I spent the morning with a lady who showed me her house, told me about many things completely unrelated to her house, made me coffee, let me measure up and take photos, before telling me that she was suing the former owner for having not declared that the electric was dodgy, the heating didn't work, there were termites in the house etc.  I had been getting my sales contract form out of its case.  I put it back in.  Either she sells the house or she sues the former owner.  You cant do both.  Suing the former owner can take up to three years and even if she wins, there is no guarantee that the former seller, who is in his 70's, would pay her a penny.  She said she would have to think about it and would ring her advocate.  I said, in my experience, the only thing advocates were interested in were their fees.  Left, feeling hacked off.

Back home and had lunch and siesta and then it was time to run out to meet the English couple.  They were a very long time.  The man had never driven in France before.  The lady had never been on a plane (or a boat).  She was white and shaking and had cried all of the way over.  They had a quick drag on their roll up cigs and then we went to the house.  I decided to start off with the gardens and grounds.  No point in horrifying them too early with the inside. They were enchanted.  We then went in the first gite 'oh my God' exclaimed the lady 'it's a dive!!'.  I am not sure what the man thought because OH whipped him around the outside to show him that the roof was new and in good condition.  

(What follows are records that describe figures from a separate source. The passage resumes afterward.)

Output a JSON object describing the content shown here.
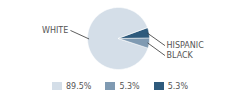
{
  "chart_data": {
    "type": "pie",
    "categories": [
      "WHITE",
      "BLACK",
      "HISPANIC"
    ],
    "values": [
      89.5,
      5.3,
      5.3
    ],
    "value_labels": [
      "89.5%",
      "5.3%",
      "5.3%"
    ],
    "colors": [
      "#d4dee8",
      "#7f9ab2",
      "#2e5a7c"
    ],
    "legend": "bottom"
  }
}
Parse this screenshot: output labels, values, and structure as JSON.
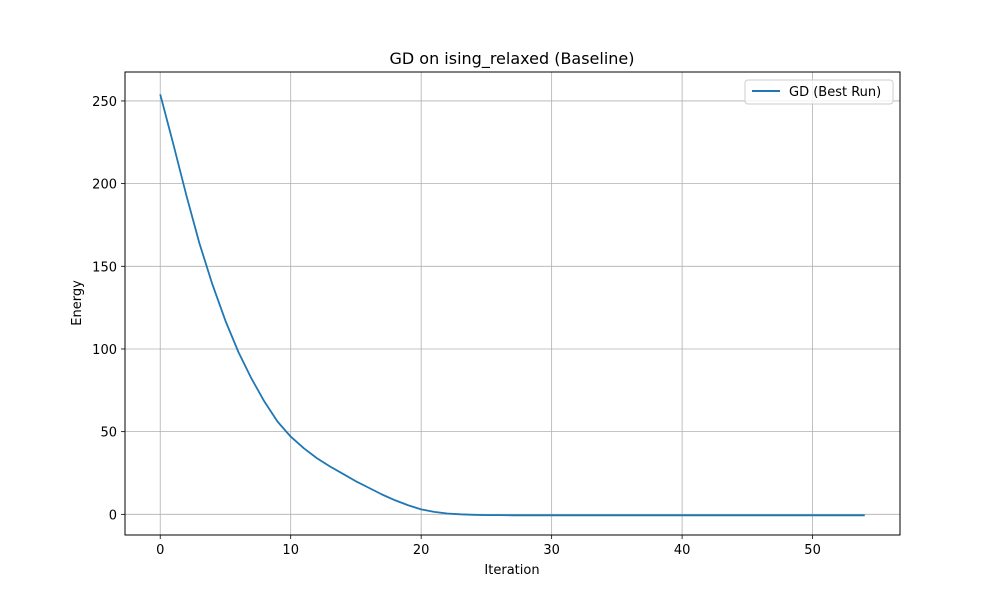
{
  "chart_data": {
    "type": "line",
    "title": "GD on ising_relaxed (Baseline)",
    "xlabel": "Iteration",
    "ylabel": "Energy",
    "xlim": [
      -2.7,
      56.7
    ],
    "ylim": [
      -12.5,
      267.5
    ],
    "xticks": [
      0,
      10,
      20,
      30,
      40,
      50
    ],
    "yticks": [
      0,
      50,
      100,
      150,
      200,
      250
    ],
    "grid": true,
    "legend_position": "upper-right",
    "colors": {
      "series": "#1f77b4",
      "grid": "#b0b0b0"
    },
    "series": [
      {
        "name": "GD (Best Run)",
        "x": [
          0,
          1,
          2,
          3,
          4,
          5,
          6,
          7,
          8,
          9,
          10,
          11,
          12,
          13,
          14,
          15,
          16,
          17,
          18,
          19,
          20,
          21,
          22,
          23,
          24,
          25,
          26,
          27,
          28,
          29,
          30,
          31,
          32,
          33,
          34,
          35,
          36,
          37,
          38,
          39,
          40,
          41,
          42,
          43,
          44,
          45,
          46,
          47,
          48,
          49,
          50,
          51,
          52,
          53,
          54
        ],
        "values": [
          254,
          224,
          193,
          164,
          139,
          117,
          98,
          82,
          68,
          56,
          47,
          40,
          34,
          29,
          24.5,
          20,
          16,
          12,
          8.5,
          5.5,
          3,
          1.5,
          0.5,
          0,
          -0.3,
          -0.5,
          -0.5,
          -0.6,
          -0.6,
          -0.6,
          -0.6,
          -0.6,
          -0.6,
          -0.6,
          -0.6,
          -0.6,
          -0.6,
          -0.6,
          -0.6,
          -0.6,
          -0.6,
          -0.6,
          -0.6,
          -0.6,
          -0.6,
          -0.6,
          -0.6,
          -0.6,
          -0.6,
          -0.6,
          -0.6,
          -0.6,
          -0.6,
          -0.6,
          -0.6
        ]
      }
    ]
  }
}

Went to look for a bar and everything was shut so took them back to the motorway and they left to go to their hotel about an hour away.  Had beer and pizza in the garden and listened to the birds singing in their roosting places and the moon shone three quarters in the blue and paling skies.

Will the lady have the guts to go for France?  Is her OH up for the renovation? Will the fact that the price is 100k lower than anything else they are looking at have major impact on their deliberations?  The moon had no answers so we went in and left the evening fold gently over our house.